2. L Utilizzabilità delle Intercettazioni nel Procedimento De Societate

Un tema importante è l'utilizzo delle intercettazioni nel procedimento a carico dell'ente. L'articolo 270 c.p.p., che limita l'utilizzo delle intercettazioni al solo ambito penale, viene analizzato alla luce della giurisprudenza più recente, che ne ammette l'utilizzo anche in sede civile. Seppur il caso specifico riguarda un procedimento distinto, la giurisprudenza mostra una graduale espansione dell'utilizzabilità delle intercettazioni. Si discute se tale attività sia praticabile anche per illeciti amministrativi, evidenziando la possibilità, anche in caso di diniego esplicito, di utilizzare i risultati delle intercettazioni svolte a carico della persona fisica contro l'ente, sia in caso di riunione che di separazione dei procedimenti. Si analizza anche la possibilità di utilizzare i risultati di intercettazioni legittimamente disposte per un reato previsto dall'articolo 266 c.p.p., anche per reati connessi o collegati, anche se per questi non sarebbe stata esperibile un'autonoma attività captativa.

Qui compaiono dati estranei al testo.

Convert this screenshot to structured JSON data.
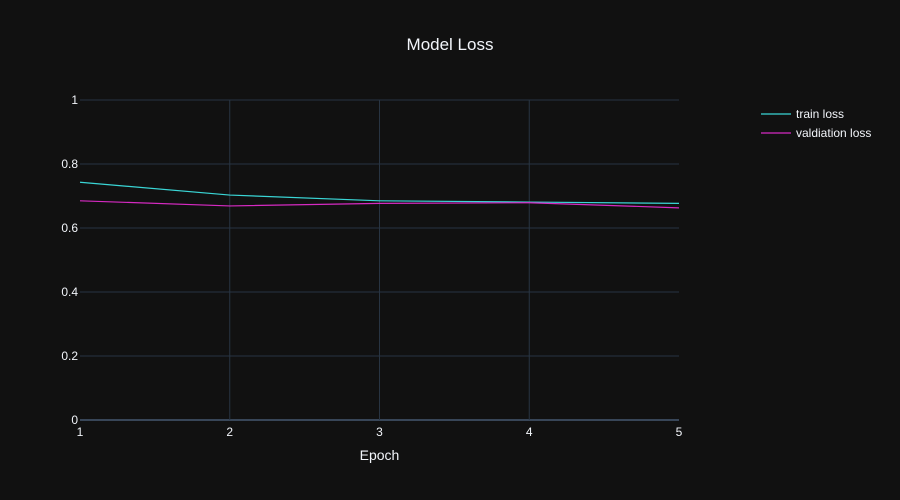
{
  "chart_data": {
    "type": "line",
    "title": "Model Loss",
    "xlabel": "Epoch",
    "ylabel": "",
    "x": [
      1,
      2,
      3,
      4,
      5
    ],
    "xlim": [
      1,
      5
    ],
    "ylim": [
      0,
      1
    ],
    "x_ticks": [
      "1",
      "2",
      "3",
      "4",
      "5"
    ],
    "y_ticks": [
      "0",
      "0.2",
      "0.4",
      "0.6",
      "0.8",
      "1"
    ],
    "grid": true,
    "legend_position": "top-right",
    "series": [
      {
        "name": "train loss",
        "color": "#3ad6d6",
        "values": [
          0.743,
          0.703,
          0.685,
          0.681,
          0.677
        ]
      },
      {
        "name": "valdiation loss",
        "color": "#d62ac2",
        "values": [
          0.685,
          0.669,
          0.677,
          0.679,
          0.663
        ]
      }
    ]
  }
}
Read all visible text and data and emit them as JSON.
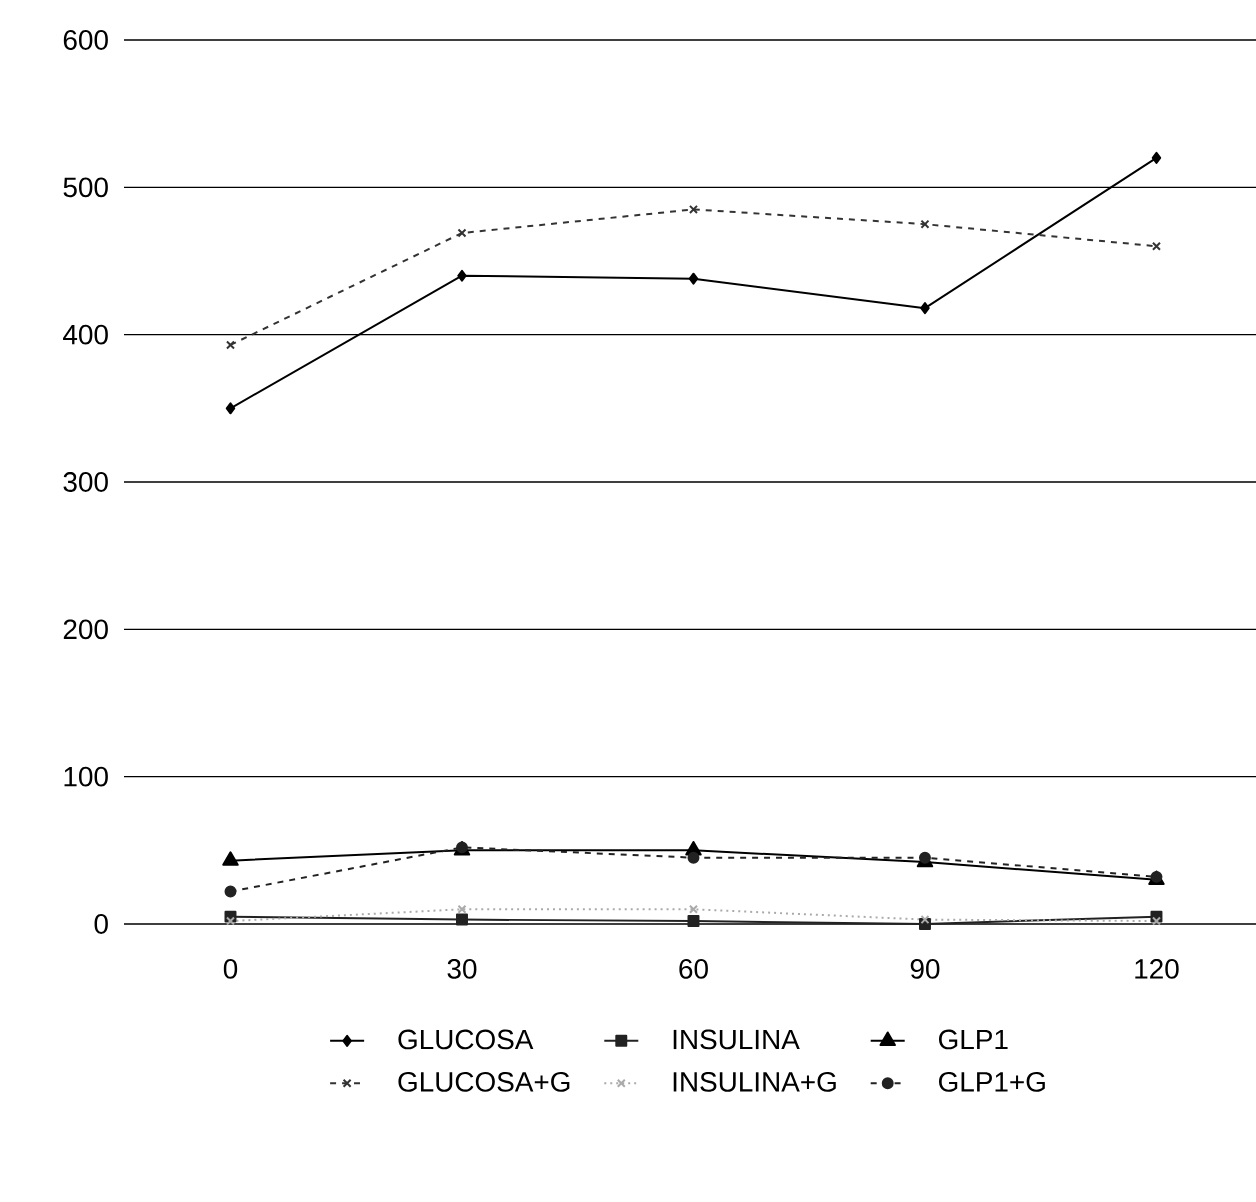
{
  "chart_data": {
    "type": "line",
    "categories": [
      "0",
      "30",
      "60",
      "90",
      "120"
    ],
    "series": [
      {
        "name": "GLUCOSA",
        "color": "#000000",
        "marker": "diamond",
        "line_style": "solid",
        "values": [
          350,
          440,
          438,
          418,
          520
        ]
      },
      {
        "name": "INSULINA",
        "color": "#222222",
        "marker": "square",
        "line_style": "solid",
        "values": [
          5,
          3,
          2,
          0,
          5
        ]
      },
      {
        "name": "GLP1",
        "color": "#000000",
        "marker": "triangle",
        "line_style": "solid",
        "values": [
          43,
          50,
          50,
          42,
          30
        ]
      },
      {
        "name": "GLUCOSA+G",
        "color": "#333333",
        "marker": "cross",
        "line_style": "dashed",
        "values": [
          393,
          469,
          485,
          475,
          460
        ]
      },
      {
        "name": "INSULINA+G",
        "color": "#aaaaaa",
        "marker": "cross",
        "line_style": "dotted",
        "values": [
          2,
          10,
          10,
          3,
          2
        ]
      },
      {
        "name": "GLP1+G",
        "color": "#222222",
        "marker": "circle",
        "line_style": "dashed",
        "values": [
          22,
          52,
          45,
          45,
          32
        ]
      }
    ],
    "ylim": [
      0,
      600
    ],
    "yticks": [
      0,
      100,
      200,
      300,
      400,
      500,
      600
    ],
    "grid": "y",
    "legend": "bottom"
  }
}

3. Poteri Istruttori del Giudice e Indagini Difensive

La sezione analizza i poteri istruttori del giudice nell'incidente cautelare a carico dell'ente, evidenziando la mancanza di una disciplina specifica. Questa lacuna potrebbe generare squilibri, non colmabili con le sole indagini difensive. Il sistema processuale tende a spostare l'attenzione dalla fase del giudizio a quella delle indagini. Si suggerisce quindi l’opportunità di un’anticipazione dei poteri istruttori del giudice, in bonam partem, per una maggiore ponderatezza della decisione cautelare, che può avere pesanti conseguenze per l'ente. Si discute l'impatto di questa attività istruttoria sulla cognizione del giudice del dibattimento, ricordando il principio di separazione delle fasi e l'importanza della motivazione. La preponderanza dei riti speciali rispetto al rito ordinario nella fase successiva è considerata un elemento ulteriore a supporto della necessità di ampliare i poteri istruttori del giudice in questa fase.